Tornado somewhat-recently introduced a new feature, a decorator for its RequestHandler
class called @stream_request_body. If you're not familiar with Tornado, just know that the decorator streams received data chunks to a function where you can write the code to handle those chunks. In my case, I'm immediately sending the chunks to a MultipartParser
object. However, if there is more than one chunk (which seems to occur for content-length payloads that are larger than 64 KiB), there seems to be a "random chance" that the following error will occur:
Traceback (most recent call last):
[ ... Tornado & my stuff ...]
File "...src/multipart/multipart/multipart.py", line 1055, in write
l = self._internal_write(data, data_len)
File "...src/multipart/multipart/multipart.py", line 1314, in _internal_write
c = data[i]
IndexError: string index out of range
In the above traceback, i
seems to always be equal to len(data)
, so it is an off-by-one error that occurs sometimes. Here is a link to the line where this occurs. If I catch this exception, the same error may occur an arbitrary number more times, and the final file will have lost data (I haven't examined exactly how much).
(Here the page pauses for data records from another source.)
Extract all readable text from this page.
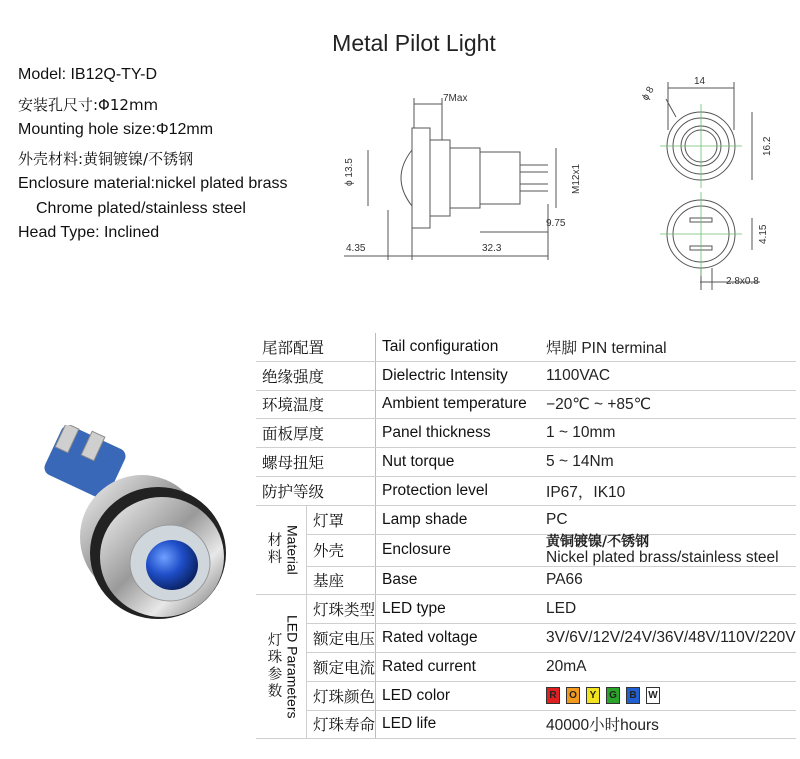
Metal Pilot Light
Model: IB12Q-TY-D
安装孔尺寸:Φ12mm
Mounting hole size:Φ12mm
外壳材料:黄铜镀镍/不锈钢
Enclosure material:nickel plated brass
Chrome plated/stainless steel
Head Type: Inclined
7Max
ϕ 13.5	M12x1
9.75
4.35	32.3
14
ϕ 8
16.2
4.15
2.8x0.8
尾部配置		Tail configuration	焊脚 PIN terminal
绝缘强度		Dielectric Intensity	1100VAC
环境温度		Ambient temperature	−20℃ ~ +85℃
面板厚度		Panel thickness	1 ~ 10mm
螺母扭矩		Nut torque	5 ~ 14Nm
防护等级		Protection level	IP67，IK10

材
料 Material	灯罩	Lamp shade	PC
	外壳	Enclosure	黄铜镀镍/不锈钢
Nickel plated brass/stainless steel

	基座	Base	PA66

灯
珠
参
数 LED Parameters	灯珠类型	LED type	LED
	额定电压	Rated voltage	3V/6V/12V/24V/36V/48V/110V/220V
	额定电流	Rated current	20mA
	灯珠颜色	LED color	R O Y G B W
	灯珠寿命	LED life	40000小时hours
Remember that I said there is a "random chance" of it occurring. Sometimes, it doesn't occur at all, for the same file that has been seen to fail another time.
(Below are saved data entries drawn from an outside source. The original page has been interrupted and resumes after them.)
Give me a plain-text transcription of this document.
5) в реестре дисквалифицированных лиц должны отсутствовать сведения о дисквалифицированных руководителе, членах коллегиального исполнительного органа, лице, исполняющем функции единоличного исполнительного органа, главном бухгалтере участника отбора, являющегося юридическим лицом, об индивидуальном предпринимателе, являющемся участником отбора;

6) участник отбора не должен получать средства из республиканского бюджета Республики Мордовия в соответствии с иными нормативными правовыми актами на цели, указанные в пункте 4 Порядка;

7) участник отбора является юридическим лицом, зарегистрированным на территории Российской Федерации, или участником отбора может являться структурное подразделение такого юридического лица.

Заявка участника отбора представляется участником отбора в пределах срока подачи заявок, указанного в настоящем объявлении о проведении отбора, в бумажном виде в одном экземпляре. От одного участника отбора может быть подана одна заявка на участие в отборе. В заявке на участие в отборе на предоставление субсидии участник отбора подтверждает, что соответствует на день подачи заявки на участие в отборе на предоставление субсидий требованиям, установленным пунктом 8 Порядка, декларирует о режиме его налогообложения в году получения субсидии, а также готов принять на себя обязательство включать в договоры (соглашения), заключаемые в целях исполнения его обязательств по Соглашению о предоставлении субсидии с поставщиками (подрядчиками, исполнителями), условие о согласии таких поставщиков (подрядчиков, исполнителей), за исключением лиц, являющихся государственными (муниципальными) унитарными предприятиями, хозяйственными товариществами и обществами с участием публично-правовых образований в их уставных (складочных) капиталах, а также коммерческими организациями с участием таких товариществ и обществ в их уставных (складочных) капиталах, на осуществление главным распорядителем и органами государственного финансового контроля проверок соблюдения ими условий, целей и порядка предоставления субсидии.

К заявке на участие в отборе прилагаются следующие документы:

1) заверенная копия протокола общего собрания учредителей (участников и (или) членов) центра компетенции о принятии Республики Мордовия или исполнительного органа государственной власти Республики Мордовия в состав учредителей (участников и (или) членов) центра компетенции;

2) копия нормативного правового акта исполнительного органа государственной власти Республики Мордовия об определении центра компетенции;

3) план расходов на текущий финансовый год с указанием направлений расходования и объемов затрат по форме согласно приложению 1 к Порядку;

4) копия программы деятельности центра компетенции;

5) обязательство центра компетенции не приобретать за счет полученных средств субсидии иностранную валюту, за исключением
I also occasionally get logger WARNING
messages that look like this, which is more rare:
Did not find boundary character 'i' at index 2
I get a message like the above for each character in the boundary, and always at index 2. I think this is just a different manifestation of the same error.
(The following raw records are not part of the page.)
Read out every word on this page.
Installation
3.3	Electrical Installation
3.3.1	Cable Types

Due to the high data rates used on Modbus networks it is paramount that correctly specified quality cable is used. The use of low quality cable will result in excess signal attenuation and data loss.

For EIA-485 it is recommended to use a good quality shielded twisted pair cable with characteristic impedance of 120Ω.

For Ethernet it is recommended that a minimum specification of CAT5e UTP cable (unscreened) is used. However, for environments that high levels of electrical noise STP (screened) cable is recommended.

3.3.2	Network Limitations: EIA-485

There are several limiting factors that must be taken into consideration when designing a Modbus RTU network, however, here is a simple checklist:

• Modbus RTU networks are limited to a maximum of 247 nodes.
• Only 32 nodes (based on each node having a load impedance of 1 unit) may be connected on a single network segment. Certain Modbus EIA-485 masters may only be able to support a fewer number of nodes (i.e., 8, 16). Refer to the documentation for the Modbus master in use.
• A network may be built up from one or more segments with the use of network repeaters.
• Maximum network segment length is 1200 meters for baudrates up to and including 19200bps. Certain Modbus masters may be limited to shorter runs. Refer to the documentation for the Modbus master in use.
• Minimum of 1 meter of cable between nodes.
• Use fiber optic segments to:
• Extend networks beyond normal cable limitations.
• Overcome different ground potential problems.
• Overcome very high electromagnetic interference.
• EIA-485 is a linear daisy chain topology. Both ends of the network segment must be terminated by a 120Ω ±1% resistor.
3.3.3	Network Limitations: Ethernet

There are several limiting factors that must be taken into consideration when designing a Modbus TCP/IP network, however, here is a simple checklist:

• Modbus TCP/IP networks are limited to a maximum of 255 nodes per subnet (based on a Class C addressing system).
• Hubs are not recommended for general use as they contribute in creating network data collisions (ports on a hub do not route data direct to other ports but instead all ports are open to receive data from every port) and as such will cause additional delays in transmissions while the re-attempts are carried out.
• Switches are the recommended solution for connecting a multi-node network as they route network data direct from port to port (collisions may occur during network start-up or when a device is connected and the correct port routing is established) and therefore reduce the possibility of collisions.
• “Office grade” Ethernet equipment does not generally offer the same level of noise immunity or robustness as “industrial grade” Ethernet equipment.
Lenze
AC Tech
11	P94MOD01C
I have taken a top-down approach to debugging this, but I've not been able to find anything yet. When I write the chunks of data directly to a file (instead of the Parser
object), the end result is consistent and correct in that the only differences between uploads are at the head and tail of the file, where the boundaries are, and no data is missing from the original file. This rules out a Tornado bug. I am also pretty sure I am not using the parser incorrectly, though I will be able to furnish example code. At this point, I am somewhat sure that the error is in the _internal_write
function, specifically in the Boyer-Moore-Horspool algorithm implementation. I also think that the bug only occurs based on the sizes of the first few chunks, which differ between requests. In my tests, I've been using a ~6 MiB text file, and I've confirmed that the data is chunked differently each time: the beginning chunks are different sizes, and then it 'evens out', and then the last chunk will probabilistically be smaller. This chunking happens when using either Firefox and cURL, while uploading locally to the Tornado server.
I plan to delve into the algorithm code, but I figured that I would try to get your input on this, in hopes you can think of/implement a solution quicker than I can. As I said, I can also provide a working example after I clean up the code file a little bit. I think my next step to solving this problem is emulating different-sized chunking from a file, just to confirm my suspicion. Since your consistently-chunked example code never has this issue, with any file I try, I am really leaning toward the idea that chunk consistency is a factor here.